About thirty feet in, they reached a left turn. Chase flicked the flashlight beam suspiciously around the walls and ceiling.

“Mr. Chase, what’s wrong?” Kari asked.

“I don’t know about you, but I’m getting a bad vibe from this whole ‘three challenges’ thing,” he said. “I just want to check that we’re not going to walk into any traps.”

“Eddie,” Nina sighed, “I already told you that even if there were any, they would have stopped working centuries ago.”

“Yeah?” Chase directed the beam back towards the entrance. “What if our feathered friends out there’ve been fixing them? Wouldn’t be much of a challenge otherwise, would it?”

“Oh.” Nina’s stomach clenched with the realization that he could well be right. “Then… let’s be careful.”

The passage seemed safe, so they set off again. Another turn soon presented itself.

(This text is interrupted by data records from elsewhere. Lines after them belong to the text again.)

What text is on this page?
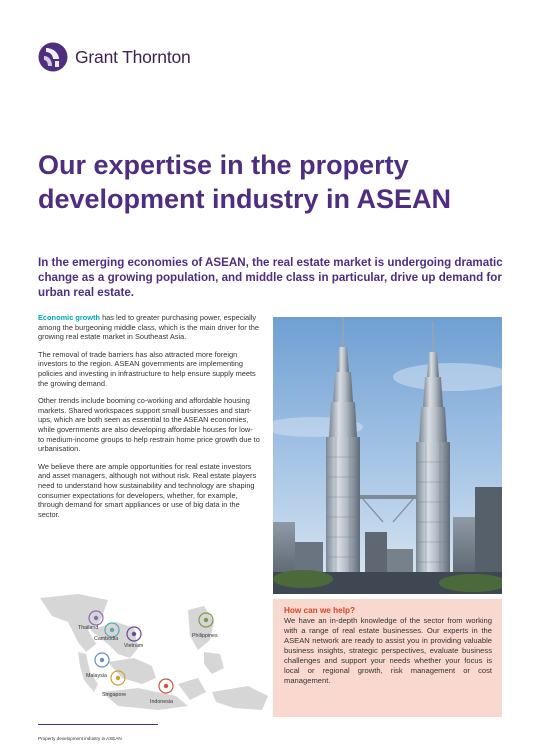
Grant Thornton
Our expertise in the property development industry in ASEAN

In the emerging economies of ASEAN, the real estate market is undergoing dramatic change as a growing population, and middle class in particular, drive up demand for urban real estate.

Economic growth has led to greater purchasing power, especially among the burgeoning middle class, which is the main driver for the growing real estate market in Southeast Asia.

The removal of trade barriers has also attracted more foreign investors to the region. ASEAN governments are implementing policies and investing in infrastructure to help ensure supply meets the growing demand.

Other trends include booming co-working and affordable housing markets. Shared workspaces support small businesses and start-ups, which are both seen as essential to the ASEAN economies, while governments are also developing affordable houses for low- to medium-income groups to help restrain home price growth due to urbanisation.

We believe there are ample opportunities for real estate investors and asset managers, although not without risk. Real estate players need to understand how sustainability and technology are shaping consumer expectations for developers, whether, for example, through demand for smart appliances or use of big data in the sector.

Thailand
Cambodia
Vietnam
Philippines
Malaysia
Singapore
Indonesia
How can we help?

We have an in-depth knowledge of the sector from working with a range of real estate businesses. Our experts in the ASEAN network are ready to assist you in providing valuable business insights, strategic perspectives, evaluate business challenges and support your needs whether your focus is local or regional growth, risk management or cost management.

Property development industry in ASEAN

“Challenge of Strength, you reckon?” Chase asked as they paused at the entrance to a small chamber.

It was only slightly wider than the passageway, about eight feet to a side. Against the right wall was a rectangular stone block running across the chamber at roughly knee height, like a bench. At its foot was another passage, little more than four feet wide. Above the head of the bench, disappearing through a slot in the wall, was a thick branch bound tightly in vines, a smaller branch attached to its end to form a T shape. Apart from that, the chamber was empty.